Le jeune naïf le remercia avant de tourner les talons et se diriger vers Etienne installés quelques mètres plus loin. Bertrand dévisagea Christophe, les sourcils froncés, alors Axel lui souffla à plusieurs reprises : "Mal intendant… malentendant…"
— ah oui, le pire des intendants ! lâcha Bertrand une fois avoir percuté au jeu de mots.
Ils observèrent le nouveau s'égosiller auprès d'Étienne, qui leur fit un bras d'honneur en guise de réponse, déclenchant une vague d'hilarité. Le retour d'Aimé interrompit brusquement leur amusement, et les questions fusèrent sur le futur emplacement du coin d'équipe
— Relax les gars, je nous ai dégoté un endroit pa-ra-di-siaque… lança-t-il. Un poil de soleil pour faire bronzette, un poil d’ombre pour la sieste du midi, trois superbes arbres pour le pilotis, et assez loin des chefs pour ne pas entendre Francis scier les bûches la nuit.
— De toute façon, nous avons Bertrand ! répliqua Axel.
— Quoi ? Moi ? Macarel ! s’exclama Bertrand, avec ce juron du Sud-Ouest qu'il appréciait tant. Je ne ronfle pas ! se dédouana-t-il.
— Bon allez, c’est parti ! On s’installe, lança Jeannot avant de se relever.
Aimé les conduisit à l'emplacement choisi, situé en haut d'une grande prairie, à l'orée des premiers pins, offrant une vue plongeante sur le hameau. Il leur désigna les sapins qui serviraient de support pour la plateforme surélevée sur laquelle serait installée la tente. Bertrand fit remarquer qu'il manquait un appui, mais Axel rassura le groupe en proposant d'ajouter un quatrième pied. Bertrand exprima alors ses doutes en raison de son poids.
— T’inquiète ! Ça tiendra, répondit Jeannot. De toute façon, nous avons Calimero comme poids plume donc ça compense.
— Mais arrêtez de m'appeler comme ça... s'offusqua Axel.
— Moi, je vois bien une table suspendue sous le pilotis avec des bancs style balançoire, proposa Christophe.
— Des balançoires ! s'exclama Aimé. Man, je crois que ton quat'bosse, il a oublié de filtrer les UV.
— J'avais aussi pensé à une corde pour t'y pendre par les pieds afin que ton cerveau s'irrigue un peu plus !
L'écho d'un coup de sifflet de l'autre côté de la prairie interrompit leur discussion. Francis avait mis en place des signaux pour économiser sa voix : un coup long pour l'appel des chefs d'équipe, trois coups longs pour rassembler tous les pionniers. Jeannot se mit aussitôt en mouvement. Francis annonça le premier imprévu de la journée : la livraison des perches de bois serait retardée et ne serait pas disponible avant le début de soirée. Il devait donc ajuster le planning, car ils ne pourraient pas commencer par les constructions.
— Après-midi repos, lança fièrement Hervé.

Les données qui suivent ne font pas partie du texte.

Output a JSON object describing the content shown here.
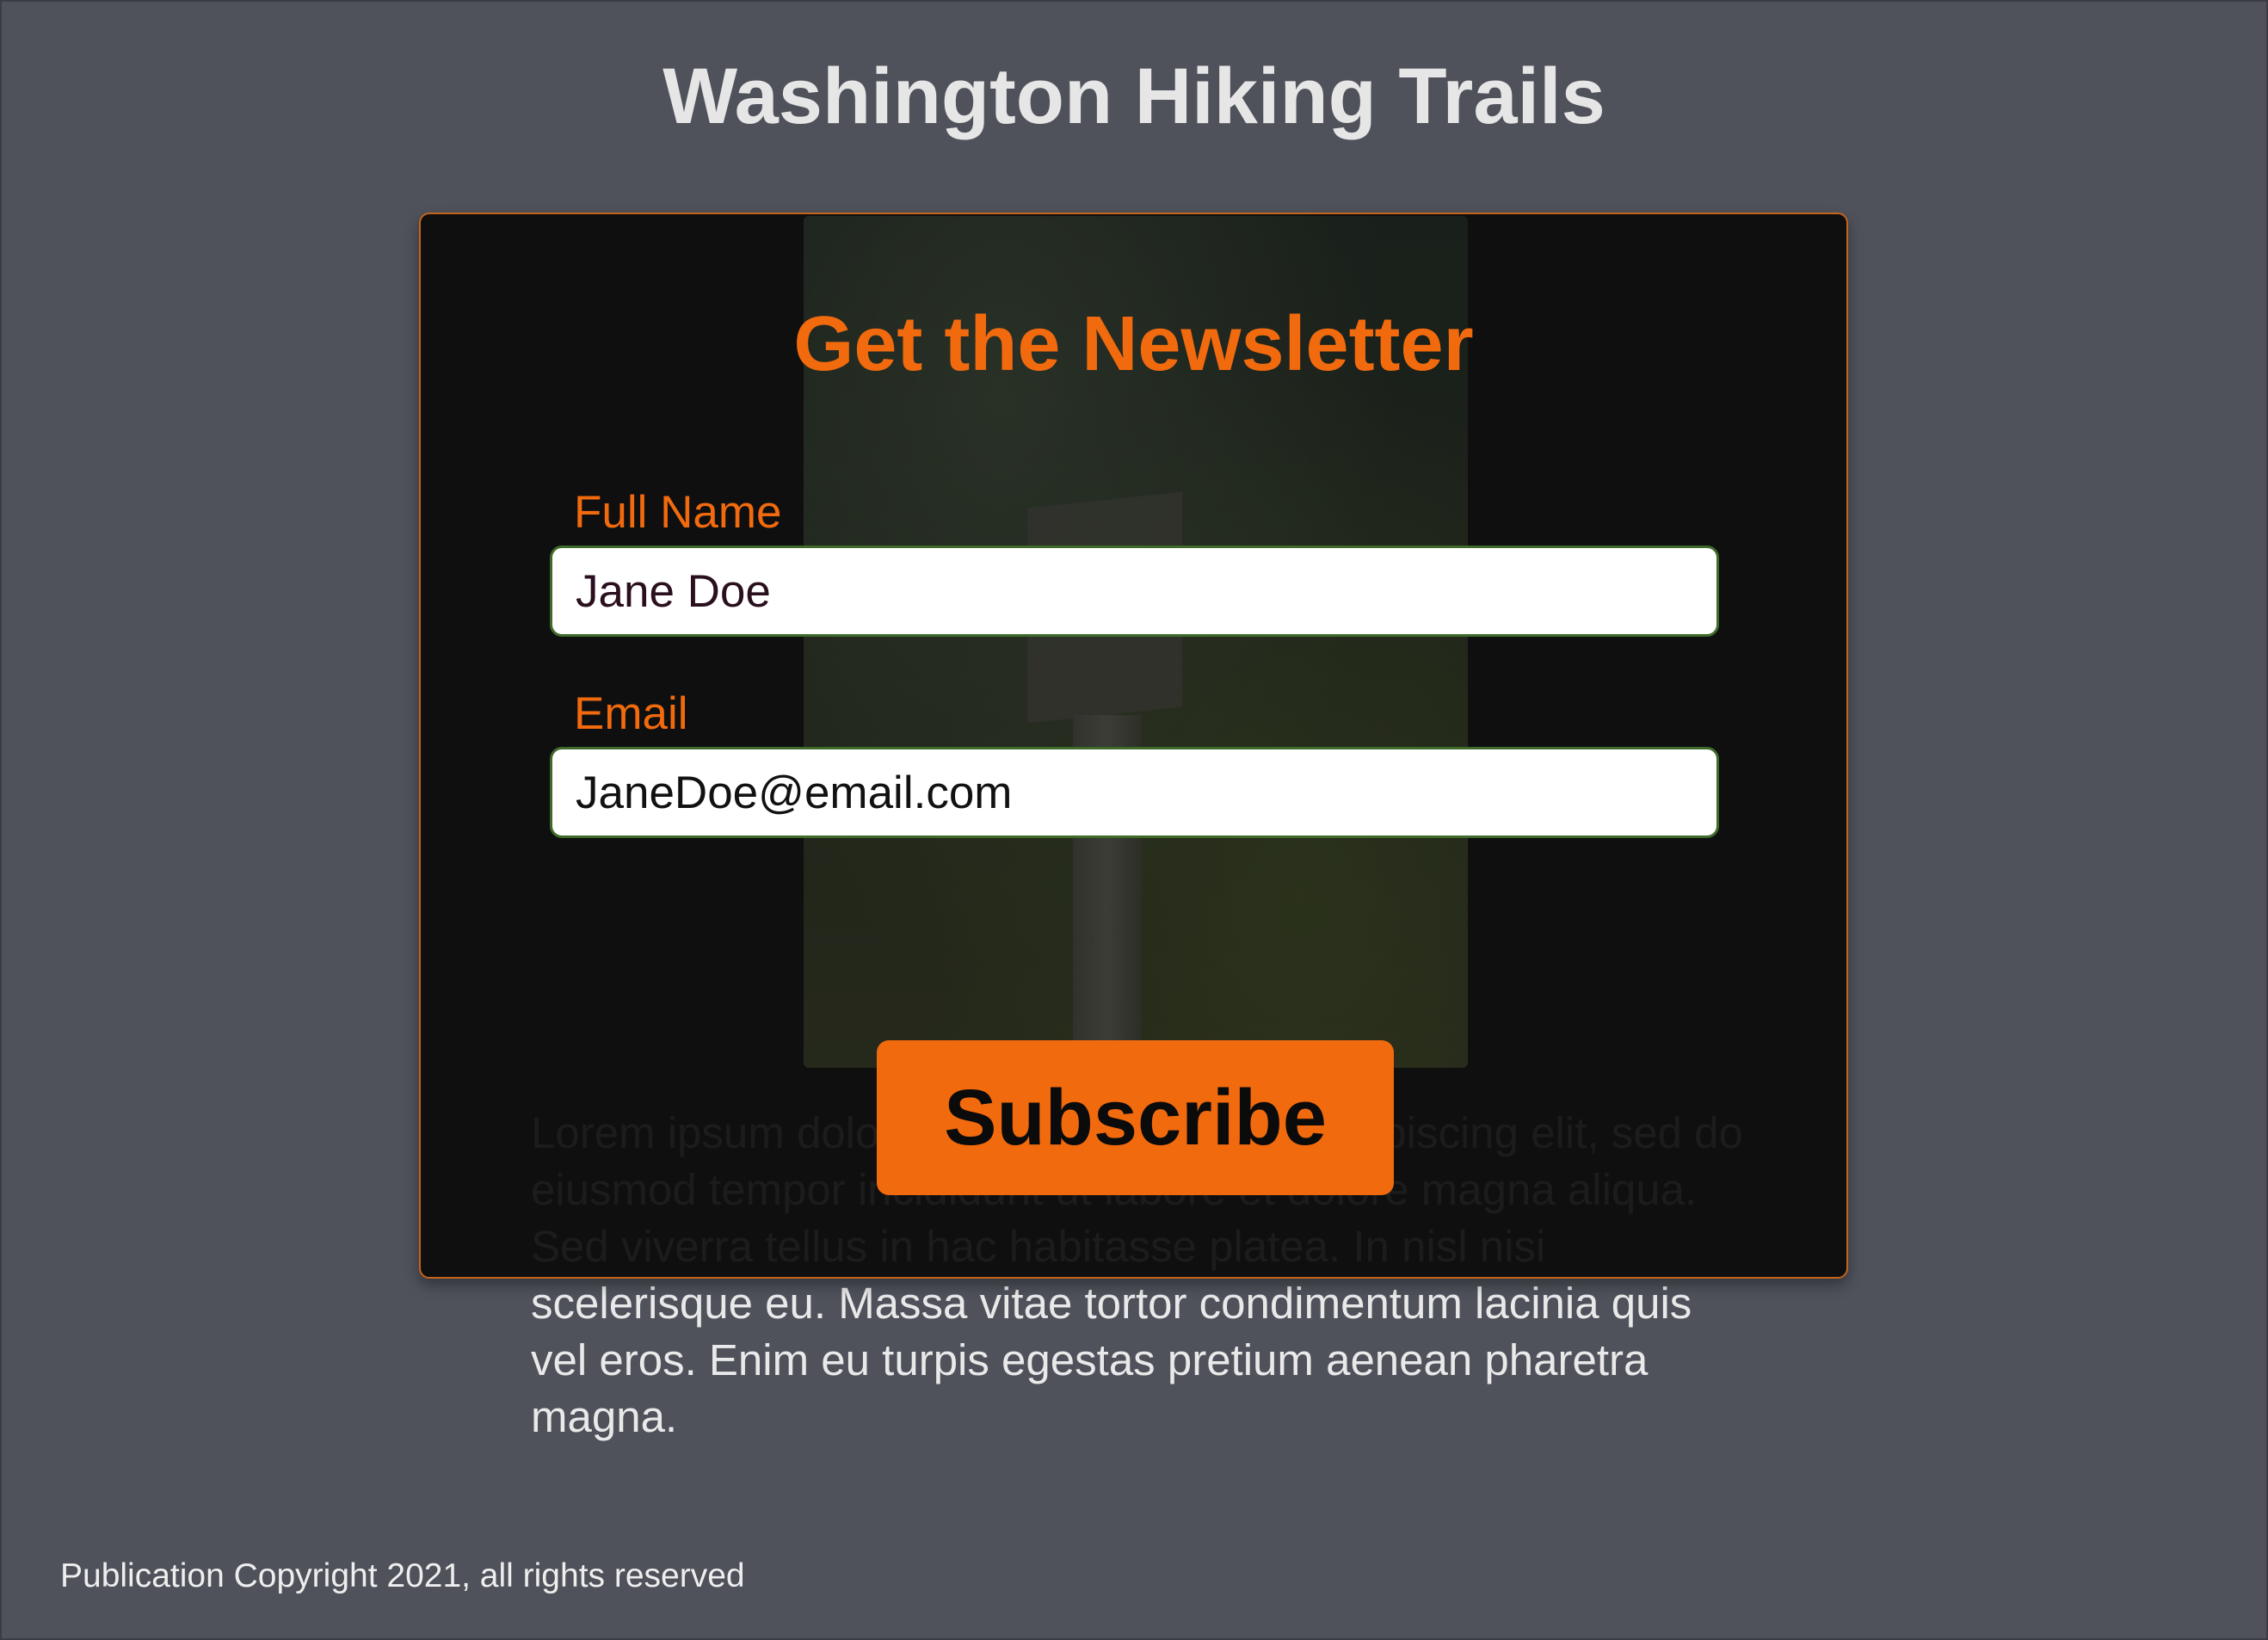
{
  "header": {
    "title": "Washington Hiking Trails"
  },
  "article": {
    "body": "Lorem ipsum dolor sit amet, consectetur adipiscing elit, sed do eiusmod tempor incididunt ut labore et dolore magna aliqua. Sed viverra tellus in hac habitasse platea. In nisl nisi scelerisque eu. Massa vitae tortor condimentum lacinia quis vel eros. Enim eu turpis egestas pretium aenean pharetra magna."
  },
  "modal": {
    "title": "Get the Newsletter",
    "full_name": {
      "label": "Full Name",
      "value": "Jane Doe"
    },
    "email": {
      "label": "Email",
      "value": "JaneDoe@email.com"
    },
    "subscribe_label": "Subscribe"
  },
  "footer": {
    "copyright": "Publication Copyright 2021, all rights reserved"
  },
  "colors": {
    "background": "#4f525b",
    "accent": "#f26a0e",
    "input_border": "#3f6b2a"
  }
}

— Repos... de quoi ? Nous n’avons encore rien fait, répliqua Francis. Nous avons prévu un grand jeu pour le camp. Nous pourrions le commencer dès cet après-midi ? proposa-t-il en se tournant vers son assistant.
Baptiste approuva. Francis demanda aux chefs d'équipe de faire venir les intendants pour la distribution du repas, puis fixa le départ du jeu à quatorze heures trente.
Ce petit changement de programme n’était pas pour déplaire à Jeannot. Commencer le camp par un grand jeu, cela annonçait de bons moments en perspective. S’il avait su que celui-ci bouleverserait leurs vies, il n’aurait sûrement pas arboré ce large sourire lorsqu’il rejoignit ses compagnons.